Fast-forward to Season 4 and she was once again unaware she was being called back — let alone for a major role.
Because Rosling is a day actor and not a contracted core cast member, she kept getting surprised by being called back.
“They don't commit to me until the week before we shoot really,” she said.
“It was like my agent calls and says, 'Oh, they have you pinned for episode 402,’ meaning they'd like to put you on hold, but they're not committing to anything. And then so the week before he's like, 'OK, they've booked you. These are your dates.’”
Rosling said it’s her biggest role for film and TV so far in her career. She has also done extensive theatre work and several indie movies.
“It's crazy. They just posted a poster for Paramount, because Paramount is now streaming the show, and T'rina made the poster. So it's very exciting. It's a big deal, especially when you're a 50-year-old lady living in Niagara-on-the-Lake.”
One fun part of playing the role is seeing how “smitten” a lot of fans are with the "Star Trek" universe. When she tells people about it, they tend to go wild.

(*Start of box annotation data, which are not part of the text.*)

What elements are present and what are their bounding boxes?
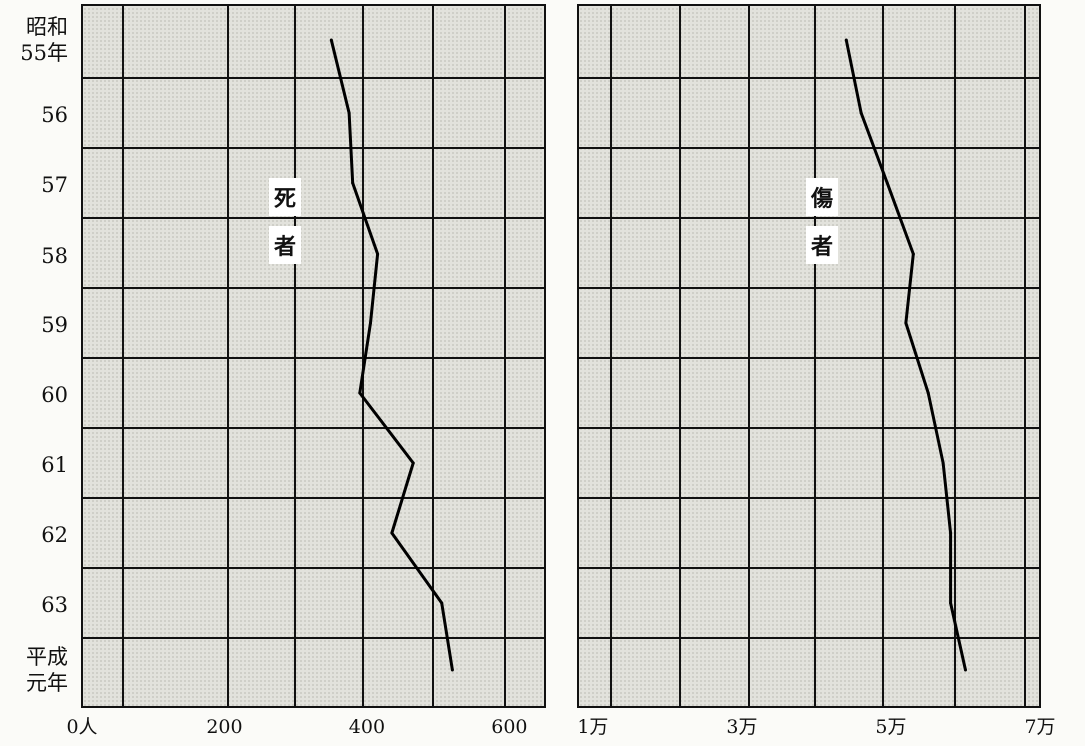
series-label-box (269, 226, 301, 264)
data-point (963, 668, 967, 672)
x-tick-label: 600 (491, 716, 527, 738)
series-line (844, 39, 967, 671)
chart-panel-1: 0人 200 400 600 死者 (66, 4, 546, 738)
data-point (368, 321, 372, 325)
plot-area (81, 4, 546, 708)
y-tick-label: 57 (41, 173, 68, 197)
data-point (949, 531, 953, 535)
x-tick-label: 400 (349, 716, 385, 738)
x-tick-label: 5万 (875, 716, 906, 738)
y-tick-label: 昭和 (26, 15, 68, 39)
data-point (911, 252, 915, 256)
series-line (329, 39, 454, 671)
data-point (440, 601, 444, 605)
y-tick-label: 元年 (26, 671, 68, 695)
x-tick-label: 1万 (577, 716, 608, 738)
y-tick-label: 61 (41, 453, 68, 477)
data-point (885, 181, 889, 185)
y-tick-label: 60 (41, 383, 68, 407)
x-tick-label: 7万 (1024, 716, 1055, 738)
y-tick-label: 63 (41, 593, 68, 617)
data-point (844, 38, 848, 42)
data-point (904, 321, 908, 325)
data-point (859, 111, 863, 115)
series-label: 死 (274, 186, 296, 212)
series-label: 傷 (810, 186, 833, 212)
plot-area (577, 4, 1041, 708)
y-tick-label: 59 (41, 313, 68, 337)
y-tick-label: 62 (41, 523, 68, 547)
series-label-box (269, 178, 301, 216)
data-point (358, 391, 362, 395)
series-label-box (806, 226, 838, 264)
data-point (411, 461, 415, 465)
x-tick-label: 200 (206, 716, 242, 738)
data-point (351, 181, 355, 185)
data-point (949, 601, 953, 605)
data-point (390, 531, 394, 535)
x-tick-label: 3万 (726, 716, 757, 738)
y-tick-label: 55年 (20, 41, 68, 65)
y-tick-label: 58 (41, 244, 68, 268)
y-tick-label: 平成 (26, 645, 68, 669)
data-point (376, 252, 380, 256)
series-label: 者 (273, 234, 296, 260)
data-point (450, 668, 454, 672)
data-point (926, 391, 930, 395)
x-tick-label: 0人 (66, 716, 97, 738)
data-point (329, 38, 333, 42)
data-point (941, 461, 945, 465)
series-label: 者 (810, 234, 833, 260)
data-point (347, 111, 351, 115)
series-label-box (806, 178, 838, 216)
y-tick-label: 56 (41, 103, 68, 127)
chart-panel-2: 1万 3万 5万 7万 傷者 (577, 4, 1056, 738)
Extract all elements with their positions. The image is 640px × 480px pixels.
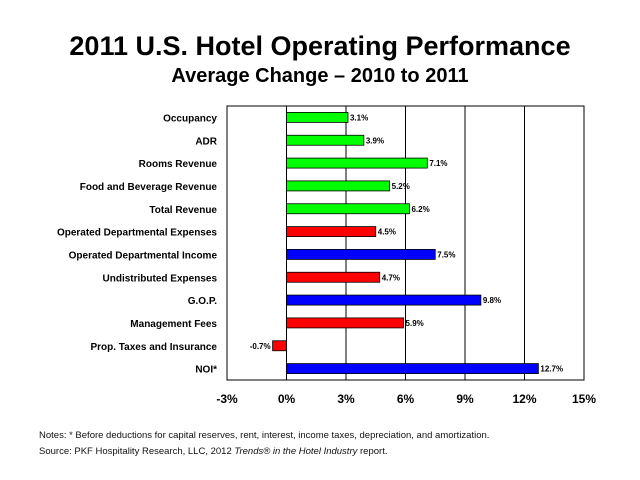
bar-9 bbox=[286, 294, 482, 306]
value-label-12: 12.7% bbox=[540, 365, 563, 374]
category-label-12: NOI* bbox=[195, 365, 217, 376]
category-label-9: G.O.P. bbox=[188, 296, 217, 307]
value-label-11: -0.7% bbox=[250, 342, 271, 351]
category-label-2: ADR bbox=[195, 136, 217, 147]
report-title: Trends® in the Hotel Industry bbox=[234, 446, 358, 457]
x-tick-label-1: -3% bbox=[216, 392, 238, 406]
chart-subtitle: Average Change – 2010 to 2011 bbox=[171, 65, 469, 87]
category-label-4: Food and Beverage Revenue bbox=[80, 182, 218, 193]
value-label-3: 7.1% bbox=[429, 159, 447, 168]
x-tick-label-7: 15% bbox=[572, 392, 596, 406]
category-label-8: Undistributed Expenses bbox=[103, 273, 218, 284]
bar-8 bbox=[286, 271, 381, 283]
category-label-7: Operated Departmental Income bbox=[69, 250, 218, 261]
value-label-6: 4.5% bbox=[378, 228, 396, 237]
value-label-4: 5.2% bbox=[392, 182, 410, 191]
bar-2 bbox=[286, 134, 365, 146]
footnote: Notes: * Before deductions for capital r… bbox=[39, 430, 490, 441]
bar-6 bbox=[286, 226, 377, 237]
category-label-6: Operated Departmental Expenses bbox=[57, 228, 217, 239]
value-label-8: 4.7% bbox=[382, 273, 400, 282]
x-tick-label-3: 3% bbox=[337, 392, 355, 406]
bar-chart: Occupancy 3.1% ADR 3.9% Rooms Revenue 7.1% Foo… bbox=[57, 105, 596, 406]
x-tick-label-6: 12% bbox=[512, 392, 536, 406]
value-label-10: 5.9% bbox=[406, 319, 424, 328]
value-label-9: 9.8% bbox=[483, 296, 501, 305]
source-note: Source: PKF Hospitality Research, LLC, 2… bbox=[39, 446, 388, 457]
bar-7 bbox=[286, 249, 436, 260]
bar-1 bbox=[286, 112, 349, 123]
chart-title: 2011 U.S. Hotel Operating Performance bbox=[69, 31, 571, 61]
plot-frame bbox=[226, 105, 585, 381]
category-label-1: Occupancy bbox=[163, 113, 217, 124]
category-label-10: Management Fees bbox=[130, 319, 217, 330]
bar-5 bbox=[286, 203, 410, 215]
chart-notes: Notes: * Before deductions for capital r… bbox=[39, 428, 619, 460]
bar-11 bbox=[272, 340, 287, 352]
bar-12 bbox=[286, 363, 539, 374]
x-tick-label-4: 6% bbox=[397, 392, 415, 406]
value-label-7: 7.5% bbox=[437, 250, 455, 259]
category-label-11: Prop. Taxes and Insurance bbox=[90, 342, 217, 353]
x-tick-label-5: 9% bbox=[456, 392, 474, 406]
bar-3 bbox=[286, 157, 428, 169]
value-label-2: 3.9% bbox=[366, 136, 384, 145]
value-label-1: 3.1% bbox=[350, 113, 368, 122]
bar-4 bbox=[286, 180, 391, 192]
bar-10 bbox=[286, 317, 404, 329]
category-label-5: Total Revenue bbox=[149, 205, 217, 216]
x-tick-label-2: 0% bbox=[278, 392, 296, 406]
value-label-5: 6.2% bbox=[411, 205, 429, 214]
category-label-3: Rooms Revenue bbox=[139, 159, 218, 170]
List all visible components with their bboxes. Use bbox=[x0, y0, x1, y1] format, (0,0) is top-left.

She recalls telling people about her previous role in a series called "Impulse," where she had a regular role in the second season.
“When I tell people about it, they'd be like, 'Oh, yeah, that's cool.' And then when I tell them I had one episode of 'Star Trek,' they lost their minds. It was like, 'Oh my God.' I just found that fascinating and that's 'Star Trek' culture, right? Some people are so tremendously excited by anything to do with 'Star Trek.' ”
Most of the series is filmed in Toronto, so Rosling commutes. It’s typically a long day of shooting for her, with about three hours of makeup involved to make her look like the pointy-eared Vulcan president.
“The site is all built in a studio called Pinewood. It's just up Commissioners Street in Toronto, and then the stuff we shot in Ni'Var — like at one point we were shooting on my planet — they built an AR wall in Brampton. And that's used a lot in the end of this particular season as well.”
She said seeing the augmented reality wall was “mind blowing.”
It’s basically an active projector instead of a blue or green screen, which is linked to the cameras to change as they move. The actors can also see some of the projection.
“I don't know how it works, really, but it's a whole bunch of screens that are put together in kind of a half circle and they feed imagery to a projector but it works with the camera. As the camera moves, the image moves on the wall. It's like this wraparound imagery that moves with the actors with the camera. So you don't have to pretend that you're seeing something.”
She said the whole experience has been “great fun.”
“The thing that stands out the most is how incredibly generous the entire cast are and were,” she said.
“It's really tricky shooting in COVID," she said, adding the logistics of having only one makeup team allowed in at once, etc., made things take longer.
"The hours are sometimes long. Like sometimes we shot 16 to 17 hour days because there's three hours of prosthetics for me. And if you can't socialize, then you know, that's a lot of time sitting in a corner by yourself,” she said.
“But because of the attitude of everybody involved, it was doable, and often pleasurable.”
All in all, she’s grateful to have the role.
“It was a huge gift that fell out of the sky considering theatre had come to a grinding halt and I had no idea that they wanted to bring her back. I'm very grateful.”
She said she’s also happy with her character, script-wise.
“It's quite beautiful how they've woven T'rina into the final episodes of the season. I was really super chuffed about how they used her.”
You can watch Rosling in "Star Trek: Discovery" on Crave in Canada, or Paramount+/CBS All Access in the United States.